The role of mobile money and social media
The rapid adoption of InnBucks, EcoCash, and other mobile platforms has reshaped expectations. Customers now expect speed. If an SME takes twenty minutes to give change or fails to confirm an order on Facebook, the customer assumes the business is incompetent.
Savvy SME owners are using this to their advantage. A vegetable vendor now lets customers place orders via SMS before 7am, promising pickup by 9 am. A plumbing supplier sends a photo of a spare part via WhatsApp before a customer leaves home. These are not technological breakthroughs; they are common-sense adaptations to how Zimbabweans live. Businesses that ignore this appear slow, even lazy, in the eyes of the customer.
Where most SMEs get it wrong
The biggest mistake is confusing customer service with customer experience. Service is what happens at the counter: the greeting, the transaction, the goodbye. Experience is everything before and after. It is the ease of finding your shop on Google Maps. It is the clarity of your price list. It is how you handle a complaint when the power cuts out mid-transaction.
In Zimbabwe’s informal economy, many SMEs treat complaints as insults. A customer who returns a faulty product is seen as a troublemaker rather than a source of free advice. This is deadly.
A business that handles a mistake well by apologising, replacing the product, or even just listening, can turn an angry customer into a walking advert. In a country where trust is scarce, owning up to your errors is a competitive advantage.
Another common failure is neglecting physical comfort. SME owners spend money on stock but nothing on a bench for waiting customers, a fan for hot days, or a bottle of water for someone who has walked far. These small acts signal respect. In a stressed economy, respect is more valuable than a discount.
Practical steps
Good customer experience does not require foreign currency or a loan. Here is what works on the ground in Zimbabwe today:
First, answer the phone. It sounds obvious, yet countless SMEs let calls go unanswered. A missed call is a lost sale and a message that you do not care.
Second, simplify the return policy. Many SMEs hide behind vague terms such as “no refunds.” A simple, clear promise, “If it breaks within a week, bring it back,” instantly builds trust.
Third, train staff on one rule: acknowledge the customer within ten seconds. Even a nod or a “ndichakubatsira manje manje” (I will help you soon) prevents the customer from feeling invisible.
Fourth, use WhatsApp professionally. Set a status to show your working hours. Do not leave customers on read. If you cannot answer, send a quick voice note.
Fifth, ask for feedback and listen. A simple “How was your visit today?” said sincerely costs nothing, but it shows you care.
The bigger picture
For Zimbabwe’s economy, where SMEs account for over 60 per cent of employment and a large share of retail activity, improving the customer experience is not just about individual profits. It is about rebuilding a culture of reliability. Years of hyperinflation and shortages have taught consumers to expect the worst. A generation of business owners has learned that customers will return anyway because there is no alternative.

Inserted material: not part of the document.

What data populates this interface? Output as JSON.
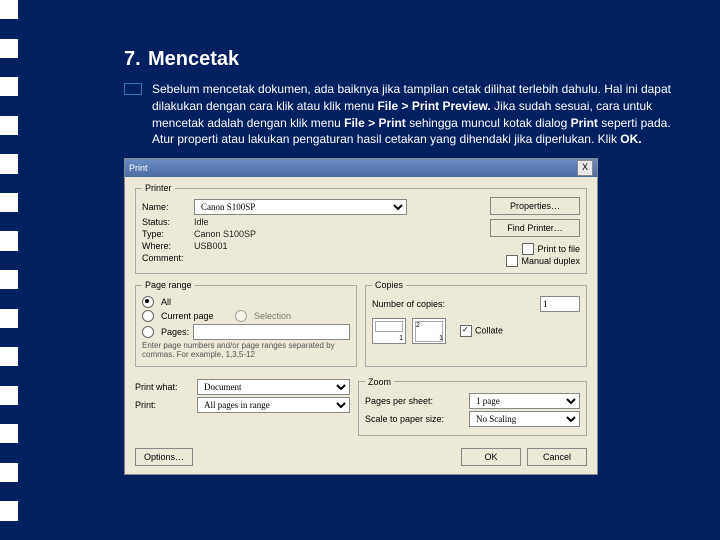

That era is ending. The informal market is saturated. Options are proliferating. The SME that treats customers as a temporary revenue source will not survive the next five years. But the one that treats each interaction as a chance to earn trust, that business will not just survive. It will grow without advertising, without a loan, and without gimmicks.
In the end, customer experience for Zimbabwean SMEs is simple: be present, be honest, and remember that the person at your counter has choices. Make sure they do not regret choosing you.